Twisted or Sub-optimal normality

“We have it, the smoking gun; the evidence, the potential weapon of mass destruction we have been looking for as our pretext of invading Iraq. There’s just one problem – it’s in North Korea.” Jon Stewart, American Comedian

15. March 2013 Today is (or was) Kim Il sung’s birthday. Under his Grandson, as under his son, the birthday of the founder of North Korea, is traditionally an opportunity for celebrating with a show of military might. The fact that North Korea has a strictly limited military might is unknown to its populace, but the bellicose bluster, which has worked well in the past, serves only to unsettle the jittery investors in Japan and the western world, which could in itself be a desirable result.

There is much to be said against any actual decisive action from North Korea.
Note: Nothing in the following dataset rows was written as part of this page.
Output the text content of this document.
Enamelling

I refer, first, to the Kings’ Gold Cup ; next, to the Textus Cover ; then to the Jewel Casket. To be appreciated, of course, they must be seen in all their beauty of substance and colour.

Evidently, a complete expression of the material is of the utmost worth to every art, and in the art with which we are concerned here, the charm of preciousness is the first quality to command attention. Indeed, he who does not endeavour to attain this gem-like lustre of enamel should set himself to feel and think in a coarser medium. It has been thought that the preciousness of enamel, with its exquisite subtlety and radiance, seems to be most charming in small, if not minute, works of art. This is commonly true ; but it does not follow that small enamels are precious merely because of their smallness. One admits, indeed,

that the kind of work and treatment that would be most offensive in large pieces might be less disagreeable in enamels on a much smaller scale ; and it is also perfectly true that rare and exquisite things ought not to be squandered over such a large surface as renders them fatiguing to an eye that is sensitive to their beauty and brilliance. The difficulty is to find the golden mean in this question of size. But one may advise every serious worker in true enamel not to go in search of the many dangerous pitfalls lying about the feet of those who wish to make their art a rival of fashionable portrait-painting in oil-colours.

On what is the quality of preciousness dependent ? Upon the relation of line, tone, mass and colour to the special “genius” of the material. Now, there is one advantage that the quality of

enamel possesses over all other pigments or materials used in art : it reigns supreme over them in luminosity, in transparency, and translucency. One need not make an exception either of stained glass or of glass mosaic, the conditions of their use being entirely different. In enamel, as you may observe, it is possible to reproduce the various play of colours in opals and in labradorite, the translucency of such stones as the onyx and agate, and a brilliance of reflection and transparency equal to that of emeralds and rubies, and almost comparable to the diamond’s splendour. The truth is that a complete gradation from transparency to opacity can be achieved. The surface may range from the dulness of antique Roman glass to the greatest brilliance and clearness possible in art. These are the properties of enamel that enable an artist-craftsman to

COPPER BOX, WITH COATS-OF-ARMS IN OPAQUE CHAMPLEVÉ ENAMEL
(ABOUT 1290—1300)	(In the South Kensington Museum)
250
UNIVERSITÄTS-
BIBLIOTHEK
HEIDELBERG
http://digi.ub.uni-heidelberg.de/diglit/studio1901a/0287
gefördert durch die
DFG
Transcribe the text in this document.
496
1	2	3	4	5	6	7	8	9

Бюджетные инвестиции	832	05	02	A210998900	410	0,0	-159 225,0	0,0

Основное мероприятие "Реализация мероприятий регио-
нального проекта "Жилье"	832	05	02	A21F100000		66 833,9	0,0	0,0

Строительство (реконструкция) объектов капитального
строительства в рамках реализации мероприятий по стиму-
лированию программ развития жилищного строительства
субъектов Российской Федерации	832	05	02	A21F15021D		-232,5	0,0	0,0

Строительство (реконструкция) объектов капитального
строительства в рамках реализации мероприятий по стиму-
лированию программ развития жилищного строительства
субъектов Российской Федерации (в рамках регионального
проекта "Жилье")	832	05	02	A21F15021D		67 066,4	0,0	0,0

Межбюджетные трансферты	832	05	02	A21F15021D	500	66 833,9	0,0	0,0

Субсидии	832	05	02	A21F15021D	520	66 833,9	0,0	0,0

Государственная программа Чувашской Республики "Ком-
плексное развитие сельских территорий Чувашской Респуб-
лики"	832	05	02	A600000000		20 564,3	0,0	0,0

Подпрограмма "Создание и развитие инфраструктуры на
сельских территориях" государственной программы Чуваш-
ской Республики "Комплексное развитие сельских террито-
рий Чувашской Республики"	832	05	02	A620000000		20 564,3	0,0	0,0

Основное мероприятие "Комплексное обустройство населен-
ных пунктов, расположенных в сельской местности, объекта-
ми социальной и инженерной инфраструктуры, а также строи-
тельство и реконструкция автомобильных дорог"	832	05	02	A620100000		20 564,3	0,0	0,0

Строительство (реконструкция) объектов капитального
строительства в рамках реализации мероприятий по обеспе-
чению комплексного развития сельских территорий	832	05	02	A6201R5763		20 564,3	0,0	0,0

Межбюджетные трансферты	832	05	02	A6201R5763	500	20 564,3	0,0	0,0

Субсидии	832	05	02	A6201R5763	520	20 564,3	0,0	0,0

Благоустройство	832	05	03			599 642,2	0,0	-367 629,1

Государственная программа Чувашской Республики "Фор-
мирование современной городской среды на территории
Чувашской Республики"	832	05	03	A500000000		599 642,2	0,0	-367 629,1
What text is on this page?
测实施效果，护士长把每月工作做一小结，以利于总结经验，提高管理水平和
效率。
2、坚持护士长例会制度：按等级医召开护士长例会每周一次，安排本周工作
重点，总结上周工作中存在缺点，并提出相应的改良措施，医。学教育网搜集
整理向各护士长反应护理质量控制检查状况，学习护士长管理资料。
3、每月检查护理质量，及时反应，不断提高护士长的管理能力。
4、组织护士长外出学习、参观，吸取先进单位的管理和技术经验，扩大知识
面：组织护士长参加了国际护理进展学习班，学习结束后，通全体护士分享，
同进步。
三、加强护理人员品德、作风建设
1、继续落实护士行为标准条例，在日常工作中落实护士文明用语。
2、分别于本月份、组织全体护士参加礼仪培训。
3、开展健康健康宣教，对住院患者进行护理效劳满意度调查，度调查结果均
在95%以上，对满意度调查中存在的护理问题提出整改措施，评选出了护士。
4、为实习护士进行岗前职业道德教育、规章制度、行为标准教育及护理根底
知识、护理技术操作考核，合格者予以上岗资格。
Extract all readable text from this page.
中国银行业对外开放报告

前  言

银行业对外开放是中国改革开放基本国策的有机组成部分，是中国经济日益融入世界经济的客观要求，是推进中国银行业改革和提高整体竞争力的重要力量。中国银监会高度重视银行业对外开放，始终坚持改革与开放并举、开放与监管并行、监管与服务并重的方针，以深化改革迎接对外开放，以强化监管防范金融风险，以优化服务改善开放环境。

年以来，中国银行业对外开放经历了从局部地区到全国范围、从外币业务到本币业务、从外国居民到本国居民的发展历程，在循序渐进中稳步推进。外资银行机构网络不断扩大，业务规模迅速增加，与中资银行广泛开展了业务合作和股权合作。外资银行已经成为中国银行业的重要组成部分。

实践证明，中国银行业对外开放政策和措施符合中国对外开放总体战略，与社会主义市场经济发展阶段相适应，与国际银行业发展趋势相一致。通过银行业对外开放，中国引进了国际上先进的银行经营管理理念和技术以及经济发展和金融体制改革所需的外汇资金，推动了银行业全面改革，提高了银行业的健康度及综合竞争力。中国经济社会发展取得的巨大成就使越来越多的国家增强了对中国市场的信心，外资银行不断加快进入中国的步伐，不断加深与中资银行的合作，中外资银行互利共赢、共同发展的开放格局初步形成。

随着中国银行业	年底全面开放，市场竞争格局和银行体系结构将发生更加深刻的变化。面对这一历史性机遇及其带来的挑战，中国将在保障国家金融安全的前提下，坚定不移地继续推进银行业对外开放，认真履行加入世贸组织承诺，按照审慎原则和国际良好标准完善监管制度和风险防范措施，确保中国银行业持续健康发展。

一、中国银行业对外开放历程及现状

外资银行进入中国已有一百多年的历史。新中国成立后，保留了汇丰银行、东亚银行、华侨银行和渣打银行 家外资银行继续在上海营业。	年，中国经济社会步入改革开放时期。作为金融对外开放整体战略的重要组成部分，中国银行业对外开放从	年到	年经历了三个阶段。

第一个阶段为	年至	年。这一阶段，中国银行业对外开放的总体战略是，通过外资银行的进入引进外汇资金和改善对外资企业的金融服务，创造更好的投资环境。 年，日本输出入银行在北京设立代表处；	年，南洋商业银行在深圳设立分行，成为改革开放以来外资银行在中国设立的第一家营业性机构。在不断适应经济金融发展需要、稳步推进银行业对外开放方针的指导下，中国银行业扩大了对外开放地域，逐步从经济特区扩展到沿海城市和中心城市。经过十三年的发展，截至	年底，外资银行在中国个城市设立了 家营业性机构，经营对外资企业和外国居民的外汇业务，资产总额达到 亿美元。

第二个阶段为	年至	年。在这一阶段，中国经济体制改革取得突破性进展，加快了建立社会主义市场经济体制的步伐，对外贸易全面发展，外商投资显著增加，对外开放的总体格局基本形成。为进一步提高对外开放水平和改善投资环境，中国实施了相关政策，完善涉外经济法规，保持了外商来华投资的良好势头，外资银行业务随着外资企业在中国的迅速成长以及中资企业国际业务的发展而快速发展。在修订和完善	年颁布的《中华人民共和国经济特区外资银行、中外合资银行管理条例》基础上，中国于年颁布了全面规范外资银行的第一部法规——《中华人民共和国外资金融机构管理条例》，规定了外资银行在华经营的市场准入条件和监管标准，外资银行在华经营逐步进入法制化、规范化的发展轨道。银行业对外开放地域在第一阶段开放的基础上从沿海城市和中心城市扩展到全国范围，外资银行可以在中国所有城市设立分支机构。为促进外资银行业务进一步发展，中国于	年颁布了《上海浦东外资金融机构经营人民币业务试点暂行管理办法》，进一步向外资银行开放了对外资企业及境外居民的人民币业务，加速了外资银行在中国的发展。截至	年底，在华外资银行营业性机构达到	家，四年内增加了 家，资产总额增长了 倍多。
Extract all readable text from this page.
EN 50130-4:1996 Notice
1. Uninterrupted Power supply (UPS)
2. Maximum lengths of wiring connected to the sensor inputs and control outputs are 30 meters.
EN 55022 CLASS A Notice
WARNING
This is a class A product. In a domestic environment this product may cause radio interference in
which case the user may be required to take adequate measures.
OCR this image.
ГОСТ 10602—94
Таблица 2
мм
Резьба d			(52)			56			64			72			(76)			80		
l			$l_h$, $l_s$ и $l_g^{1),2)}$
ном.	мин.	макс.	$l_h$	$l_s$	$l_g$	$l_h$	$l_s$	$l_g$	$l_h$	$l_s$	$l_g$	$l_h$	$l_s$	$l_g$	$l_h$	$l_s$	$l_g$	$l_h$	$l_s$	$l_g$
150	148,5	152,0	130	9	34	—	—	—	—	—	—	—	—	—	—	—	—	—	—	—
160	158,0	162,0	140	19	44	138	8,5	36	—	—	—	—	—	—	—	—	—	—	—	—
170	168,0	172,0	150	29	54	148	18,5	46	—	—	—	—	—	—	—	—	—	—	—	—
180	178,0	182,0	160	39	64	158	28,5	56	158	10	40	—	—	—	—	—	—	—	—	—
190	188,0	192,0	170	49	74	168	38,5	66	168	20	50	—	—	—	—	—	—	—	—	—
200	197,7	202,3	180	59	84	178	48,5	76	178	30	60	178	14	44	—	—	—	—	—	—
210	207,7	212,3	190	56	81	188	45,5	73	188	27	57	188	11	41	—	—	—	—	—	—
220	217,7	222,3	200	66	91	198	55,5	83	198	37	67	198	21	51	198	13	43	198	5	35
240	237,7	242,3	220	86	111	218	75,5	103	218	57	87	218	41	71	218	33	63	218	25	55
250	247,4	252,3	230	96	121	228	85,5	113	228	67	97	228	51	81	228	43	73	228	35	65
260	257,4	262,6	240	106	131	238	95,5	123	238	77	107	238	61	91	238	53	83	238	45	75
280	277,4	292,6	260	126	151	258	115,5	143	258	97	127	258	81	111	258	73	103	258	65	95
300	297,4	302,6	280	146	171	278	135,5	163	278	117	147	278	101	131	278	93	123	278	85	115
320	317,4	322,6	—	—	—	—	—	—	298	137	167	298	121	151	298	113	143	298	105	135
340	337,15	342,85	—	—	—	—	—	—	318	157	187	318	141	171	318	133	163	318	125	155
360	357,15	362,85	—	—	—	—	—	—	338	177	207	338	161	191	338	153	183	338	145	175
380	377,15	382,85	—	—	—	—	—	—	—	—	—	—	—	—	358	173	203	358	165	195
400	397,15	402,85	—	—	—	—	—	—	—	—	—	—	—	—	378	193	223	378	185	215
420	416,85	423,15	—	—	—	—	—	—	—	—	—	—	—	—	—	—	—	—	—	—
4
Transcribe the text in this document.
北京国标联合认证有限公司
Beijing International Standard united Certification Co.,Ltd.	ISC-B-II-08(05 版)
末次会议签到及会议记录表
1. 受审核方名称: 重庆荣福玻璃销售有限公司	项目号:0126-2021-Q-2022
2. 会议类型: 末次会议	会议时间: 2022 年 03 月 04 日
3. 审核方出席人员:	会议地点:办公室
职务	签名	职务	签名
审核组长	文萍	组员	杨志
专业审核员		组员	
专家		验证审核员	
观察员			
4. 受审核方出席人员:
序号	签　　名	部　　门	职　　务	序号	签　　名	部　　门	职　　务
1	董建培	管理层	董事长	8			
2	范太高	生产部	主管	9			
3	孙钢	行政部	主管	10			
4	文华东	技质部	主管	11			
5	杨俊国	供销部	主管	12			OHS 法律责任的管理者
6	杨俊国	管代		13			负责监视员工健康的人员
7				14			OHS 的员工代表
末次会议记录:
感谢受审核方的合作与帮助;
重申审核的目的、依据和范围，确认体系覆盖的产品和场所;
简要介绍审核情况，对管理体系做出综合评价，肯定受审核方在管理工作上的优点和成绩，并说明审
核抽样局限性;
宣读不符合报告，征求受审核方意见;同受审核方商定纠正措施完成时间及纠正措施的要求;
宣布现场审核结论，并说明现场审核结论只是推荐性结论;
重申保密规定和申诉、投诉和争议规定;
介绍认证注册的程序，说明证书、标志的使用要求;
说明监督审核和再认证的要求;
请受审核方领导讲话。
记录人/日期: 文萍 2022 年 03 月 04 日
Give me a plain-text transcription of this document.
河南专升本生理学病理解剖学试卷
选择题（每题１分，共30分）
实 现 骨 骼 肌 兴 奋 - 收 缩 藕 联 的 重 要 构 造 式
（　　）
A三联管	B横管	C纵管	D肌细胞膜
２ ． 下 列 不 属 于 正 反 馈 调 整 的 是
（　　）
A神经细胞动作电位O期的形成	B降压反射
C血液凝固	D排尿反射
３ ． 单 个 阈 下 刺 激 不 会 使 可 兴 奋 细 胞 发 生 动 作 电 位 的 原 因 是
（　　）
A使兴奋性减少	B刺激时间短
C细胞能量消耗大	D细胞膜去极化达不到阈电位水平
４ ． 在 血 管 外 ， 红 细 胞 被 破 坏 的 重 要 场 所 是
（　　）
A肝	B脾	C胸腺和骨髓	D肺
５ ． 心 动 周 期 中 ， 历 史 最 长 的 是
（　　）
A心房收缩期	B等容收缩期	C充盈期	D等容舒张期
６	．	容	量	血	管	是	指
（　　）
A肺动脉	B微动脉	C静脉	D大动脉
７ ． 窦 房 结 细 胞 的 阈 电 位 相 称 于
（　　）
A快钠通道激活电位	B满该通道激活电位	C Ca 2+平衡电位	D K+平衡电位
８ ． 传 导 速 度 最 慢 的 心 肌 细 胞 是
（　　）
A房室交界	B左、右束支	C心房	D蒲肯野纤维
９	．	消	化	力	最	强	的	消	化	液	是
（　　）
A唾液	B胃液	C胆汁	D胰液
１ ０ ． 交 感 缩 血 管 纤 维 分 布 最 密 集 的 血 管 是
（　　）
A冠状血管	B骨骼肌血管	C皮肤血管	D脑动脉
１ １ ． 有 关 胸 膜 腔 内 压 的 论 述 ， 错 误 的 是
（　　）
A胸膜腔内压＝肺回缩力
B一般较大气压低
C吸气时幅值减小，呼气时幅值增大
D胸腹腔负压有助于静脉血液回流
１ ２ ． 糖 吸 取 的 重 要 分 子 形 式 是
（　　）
Firstly, there are the several hundred million dollars the Kim family has deposited with Chinese banks in Shanghai which would be at risk and then there is the fact that Kim Jong un enjoys basketball and pizza just as his father enjoyed whisky and he would be unlikely to jeopardize his own existence, let alone his access to such luxuries. Kim Il sung’s birthday will therefore probably pass with a token military gesture from his grandson; enough to make his populace and his elderly generals, believe he has taken decisive action. As long as that is believed in Pyongyang, all will revert to twisted normality.

In China, economic growth figures released today showed a ‘disappointing’ 7.7% (expected 7.9%) in the 4th quarter of 2012 and the global equity markets turned softer. This is illogical as:-
1. any other country growing at 7.7% would be seen to be flourishing and
2. The Peoples bank of China has long held a growth target of 8% as ideal, but a leviathan such as China can lumber between 7.5% and 8.5% growth without diverging from this aim.

The decline in the Chinese and global equity markets must be seen as a buying opportunity.

In the United States the first quarterly results in the current reporting season have emerged. While good, the first results came from banks which are still recovering from past troubles. Their results disappointed the analysts and in the US equity markets, while results can be good, if they are not as good as analysts expected, they are held to be ‘sub-optimal’ (or bad).

Many large companies will present quarterly results in the next days and few weeks. Many will do well, others will disappoint. The point is that a fund manager with above average analytical competence will be able to select the companies with most promise and invest in them.
There are wildly differing opinions as to whether the fixed income markets should be a target for investors. Depending on their need for publicity, some pundits suggest that now is the time to invest in government bonds in large size – others warn of the dangers of inflation and negative yields. It is hard to build a balanced portfolio in unbalanced times and many fund managers have already pumped money into the bond markets, both corporate and state, of the emerging countries. These managers are all too often unaware of the risks that they run in being able to liquidate their investments when markets fall suddenly, as they can and will.

The wiser and more experienced fund managers are presently more likely to be sitting on large cash positions, waiting for adequate investment opportunities to emerge.